Mariam Ferouz war auch Generalsekretärin der „Demokratischen Frauenvereinigung“ und Chefredakteurin der Frauenzeitschrift 'Die Welt der Frau‘. Malekeh Mohamadi arbeitete als Journalistin für 'Donia Mardon‘, ein Blatt, das sich für eine Verbesserung der Lebensbedingungen von Arbeitern einsetzte.

Die Bundesregierung protestierte gestern gegen die anhaltenden Hinrichtungen und forderte die Führung in Teheran auf, den Sonderberichterstatter der UNO -Menschenrechtskommission einreisen zu lassen. Doch mittlerweile dürften die Gefängnisse weitgehend leergeschossen sein. Bereits im Dezember hatte amnesty international eine Dringlichkeitsaktion für zwei weitere von Hinrichtungen bedrohte Frauen gestartet.

Khomeini, der heute wegen der Menschenrechtsverletzungen im Iran angegriffen wird, faszinierte während der Revolution als skrupelloser und gewiefter Politiker nicht nur die islamische und laizistische Linke. Auch andere zeigten sich beindruckt. Der französische Philosoph Michel Foucault sprach von der „großartigsten Explosion aufgespeicherter Energien zur Veränderung der Welt“.

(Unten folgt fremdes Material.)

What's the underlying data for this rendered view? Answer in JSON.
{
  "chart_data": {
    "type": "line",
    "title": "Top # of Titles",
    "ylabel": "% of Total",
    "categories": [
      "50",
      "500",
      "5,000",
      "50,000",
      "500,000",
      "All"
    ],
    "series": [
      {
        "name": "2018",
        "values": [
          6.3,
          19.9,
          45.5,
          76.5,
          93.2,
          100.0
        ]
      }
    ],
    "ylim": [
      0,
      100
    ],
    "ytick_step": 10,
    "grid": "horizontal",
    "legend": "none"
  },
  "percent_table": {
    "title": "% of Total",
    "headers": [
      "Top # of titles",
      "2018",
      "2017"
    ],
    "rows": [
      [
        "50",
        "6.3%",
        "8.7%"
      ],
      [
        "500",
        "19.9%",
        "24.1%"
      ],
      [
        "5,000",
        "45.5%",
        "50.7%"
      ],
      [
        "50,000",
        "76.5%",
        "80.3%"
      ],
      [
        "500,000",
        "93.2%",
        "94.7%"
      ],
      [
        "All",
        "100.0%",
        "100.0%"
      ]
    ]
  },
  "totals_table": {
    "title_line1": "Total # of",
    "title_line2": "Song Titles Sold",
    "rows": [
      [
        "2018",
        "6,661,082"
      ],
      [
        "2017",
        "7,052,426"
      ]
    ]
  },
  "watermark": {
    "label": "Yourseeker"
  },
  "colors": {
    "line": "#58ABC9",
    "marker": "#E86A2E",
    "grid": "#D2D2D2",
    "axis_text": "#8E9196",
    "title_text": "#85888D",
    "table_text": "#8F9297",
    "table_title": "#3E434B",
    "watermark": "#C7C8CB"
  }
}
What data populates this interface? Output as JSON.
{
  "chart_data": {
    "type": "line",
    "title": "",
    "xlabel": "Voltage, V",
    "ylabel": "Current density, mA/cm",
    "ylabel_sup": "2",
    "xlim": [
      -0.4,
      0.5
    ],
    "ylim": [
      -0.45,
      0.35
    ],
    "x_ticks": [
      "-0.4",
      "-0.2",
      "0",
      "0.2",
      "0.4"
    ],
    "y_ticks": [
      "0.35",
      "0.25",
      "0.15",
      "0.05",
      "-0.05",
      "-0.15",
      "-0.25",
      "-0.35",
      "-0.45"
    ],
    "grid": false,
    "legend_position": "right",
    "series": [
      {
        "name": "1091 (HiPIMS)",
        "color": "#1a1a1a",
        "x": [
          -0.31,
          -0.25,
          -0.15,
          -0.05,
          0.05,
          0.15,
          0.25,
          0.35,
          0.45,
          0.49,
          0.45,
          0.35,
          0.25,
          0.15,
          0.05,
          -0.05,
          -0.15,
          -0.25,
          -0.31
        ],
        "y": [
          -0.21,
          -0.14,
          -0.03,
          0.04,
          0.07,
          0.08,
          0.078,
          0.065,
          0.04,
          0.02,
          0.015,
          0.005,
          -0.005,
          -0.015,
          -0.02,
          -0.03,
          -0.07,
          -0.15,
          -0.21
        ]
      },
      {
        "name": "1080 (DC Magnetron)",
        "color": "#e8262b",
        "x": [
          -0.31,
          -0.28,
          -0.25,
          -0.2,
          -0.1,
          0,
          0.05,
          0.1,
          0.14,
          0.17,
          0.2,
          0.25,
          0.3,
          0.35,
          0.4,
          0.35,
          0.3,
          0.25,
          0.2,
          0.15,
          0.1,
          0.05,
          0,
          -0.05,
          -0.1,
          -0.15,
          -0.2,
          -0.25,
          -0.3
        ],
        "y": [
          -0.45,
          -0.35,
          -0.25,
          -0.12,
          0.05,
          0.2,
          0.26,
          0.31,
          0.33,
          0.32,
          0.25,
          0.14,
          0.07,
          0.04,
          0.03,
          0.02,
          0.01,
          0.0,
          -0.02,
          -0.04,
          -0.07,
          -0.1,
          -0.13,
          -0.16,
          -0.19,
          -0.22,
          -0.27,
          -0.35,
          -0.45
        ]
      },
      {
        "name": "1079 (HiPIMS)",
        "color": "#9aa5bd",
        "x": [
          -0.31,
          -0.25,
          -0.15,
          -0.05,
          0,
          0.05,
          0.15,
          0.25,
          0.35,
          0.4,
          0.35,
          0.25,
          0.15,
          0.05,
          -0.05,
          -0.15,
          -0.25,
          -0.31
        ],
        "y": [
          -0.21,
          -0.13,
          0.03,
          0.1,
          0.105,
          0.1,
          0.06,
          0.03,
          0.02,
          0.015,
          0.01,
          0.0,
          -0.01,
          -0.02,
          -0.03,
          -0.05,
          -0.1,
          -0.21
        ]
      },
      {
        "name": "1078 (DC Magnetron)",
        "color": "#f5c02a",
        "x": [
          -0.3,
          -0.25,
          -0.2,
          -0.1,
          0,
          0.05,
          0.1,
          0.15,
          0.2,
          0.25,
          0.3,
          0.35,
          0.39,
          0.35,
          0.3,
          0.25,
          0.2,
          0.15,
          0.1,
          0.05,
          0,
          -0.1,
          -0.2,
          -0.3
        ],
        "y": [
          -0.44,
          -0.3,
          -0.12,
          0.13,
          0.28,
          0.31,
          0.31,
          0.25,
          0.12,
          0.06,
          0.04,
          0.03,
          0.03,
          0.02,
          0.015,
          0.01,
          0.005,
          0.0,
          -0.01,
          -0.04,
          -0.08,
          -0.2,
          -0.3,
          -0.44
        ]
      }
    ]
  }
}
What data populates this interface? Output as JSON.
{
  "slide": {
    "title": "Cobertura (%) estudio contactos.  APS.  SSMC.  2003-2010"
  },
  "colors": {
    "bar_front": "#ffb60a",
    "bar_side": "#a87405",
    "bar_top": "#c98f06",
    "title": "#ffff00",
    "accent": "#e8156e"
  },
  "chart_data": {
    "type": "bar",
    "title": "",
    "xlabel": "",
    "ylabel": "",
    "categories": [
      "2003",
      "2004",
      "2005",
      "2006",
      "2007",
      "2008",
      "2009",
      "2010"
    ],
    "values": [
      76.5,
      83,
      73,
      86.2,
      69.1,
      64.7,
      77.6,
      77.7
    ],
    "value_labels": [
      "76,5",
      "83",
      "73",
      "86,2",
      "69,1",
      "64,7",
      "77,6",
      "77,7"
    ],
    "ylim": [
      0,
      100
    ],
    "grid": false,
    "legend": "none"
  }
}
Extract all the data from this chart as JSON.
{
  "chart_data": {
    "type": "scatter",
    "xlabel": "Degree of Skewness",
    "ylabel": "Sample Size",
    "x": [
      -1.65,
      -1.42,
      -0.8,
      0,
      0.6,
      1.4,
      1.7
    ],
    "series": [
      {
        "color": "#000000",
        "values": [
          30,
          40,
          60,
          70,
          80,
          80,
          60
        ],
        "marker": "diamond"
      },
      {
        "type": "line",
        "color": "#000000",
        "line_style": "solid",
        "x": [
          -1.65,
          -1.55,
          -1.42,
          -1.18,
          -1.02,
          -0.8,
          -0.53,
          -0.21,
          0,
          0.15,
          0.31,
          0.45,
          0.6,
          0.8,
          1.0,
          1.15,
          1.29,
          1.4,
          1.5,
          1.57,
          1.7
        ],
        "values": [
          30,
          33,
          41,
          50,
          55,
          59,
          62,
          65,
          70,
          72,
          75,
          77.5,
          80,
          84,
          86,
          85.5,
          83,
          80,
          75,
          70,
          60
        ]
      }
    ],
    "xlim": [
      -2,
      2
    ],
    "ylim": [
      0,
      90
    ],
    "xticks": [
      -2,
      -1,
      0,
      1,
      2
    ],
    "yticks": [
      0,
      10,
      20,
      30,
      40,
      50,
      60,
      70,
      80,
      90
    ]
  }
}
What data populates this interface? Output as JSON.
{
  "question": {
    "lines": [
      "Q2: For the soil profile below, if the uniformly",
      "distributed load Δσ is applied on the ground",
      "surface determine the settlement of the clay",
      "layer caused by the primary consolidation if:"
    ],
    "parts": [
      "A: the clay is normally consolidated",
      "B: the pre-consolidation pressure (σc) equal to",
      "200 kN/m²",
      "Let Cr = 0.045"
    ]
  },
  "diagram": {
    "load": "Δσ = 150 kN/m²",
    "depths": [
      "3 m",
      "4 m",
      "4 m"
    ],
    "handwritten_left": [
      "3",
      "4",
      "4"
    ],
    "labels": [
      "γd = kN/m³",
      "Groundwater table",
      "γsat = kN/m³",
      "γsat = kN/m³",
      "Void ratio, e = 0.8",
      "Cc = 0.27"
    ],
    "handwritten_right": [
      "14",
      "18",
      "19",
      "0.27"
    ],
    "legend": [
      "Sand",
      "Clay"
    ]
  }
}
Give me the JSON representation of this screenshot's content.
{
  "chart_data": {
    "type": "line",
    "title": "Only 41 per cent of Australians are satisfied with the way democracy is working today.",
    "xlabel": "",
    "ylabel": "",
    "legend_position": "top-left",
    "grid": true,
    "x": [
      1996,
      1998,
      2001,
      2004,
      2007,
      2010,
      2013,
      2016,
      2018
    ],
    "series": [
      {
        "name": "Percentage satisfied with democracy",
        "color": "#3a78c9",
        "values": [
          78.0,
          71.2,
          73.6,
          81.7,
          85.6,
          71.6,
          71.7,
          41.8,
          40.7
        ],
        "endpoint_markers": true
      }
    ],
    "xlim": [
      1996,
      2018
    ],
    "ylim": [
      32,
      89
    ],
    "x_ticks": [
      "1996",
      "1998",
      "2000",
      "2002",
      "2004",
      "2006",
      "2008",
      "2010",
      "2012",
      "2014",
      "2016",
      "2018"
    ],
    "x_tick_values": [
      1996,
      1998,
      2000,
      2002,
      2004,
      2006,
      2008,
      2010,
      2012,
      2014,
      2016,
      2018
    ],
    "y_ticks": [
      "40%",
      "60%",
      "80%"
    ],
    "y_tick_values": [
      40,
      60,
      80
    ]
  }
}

Die Menschenrechtsverletzungen im Iran sind heute zum zentralen Thema der iranischen Oppositionsgruppen im Ausland geworden. Dabei war die Frage der Menschenrechte für die islamische und laizistische Linke in der Zeit des Umsturzes eher ein „Nebenwiderspruch“. Wirtschaftliche und soziale Fragen waren damals neben dem Anti-Amerikanismus ihre Hauptthemen. Heute scheinen sie in Vergessenheit geraten zu sein. Das liegt auch daran, daß die Opposition außerstande ist, eine realistische Alternative zum Khomeini-Regime auf die Beine zu stellen.

Die „Erniedrigten und Beleidigten“ im Iran, denen soziale Gerechtigkeit versprochen worden war, bekamen schon kurz nach dem Umsturz von Khomeini zu hören, daß sie die Revolution nicht für Wassermelonen gemacht hätten. Die Bevölkerung steht heute schlechter da als jemals zuvor. „Unseren überzeugten Moslems geht es nicht darum, wie sie leben, sondern darum, wie sie sterben“, lautet beispielsweise das Credo des Obersten Richters Ayatollah Mussawi-Ardebili.

Die immensen wirtschaftlichen und sozialen Probleme waren es schließlich auch, die die iranische Führung im Sommer letzten Jahres zum Einschwenken auf die Waffenstillstandsresolution der UNO im Golfkrieg veranlaßten. Im Rückblick meinten iranische Spitzenpolitiker in Interviews zum 10.Jahrestag, Iran hätte sich mit dem im Krieg angestrebten Ziel, den irakischen Diktator Saddam Hussein zu stürzen, übernommen. Die Kehrtwende scheint vollzogen: Der Export der islamischen Revolution ist beendet, der Aufbau der „Islamischen Republik in einem Land“ kann beginnen.

(Am heutigen Samstag um 11 Uhr findet auf dem Frankfurter Paulsplatz eine Protestdemonstration gegen die Hinrichtungen im Iran statt. Anschließend Podiumsveranstaltung im Gewerkschaftshaus Wilhelm-Leuschner-Straße.)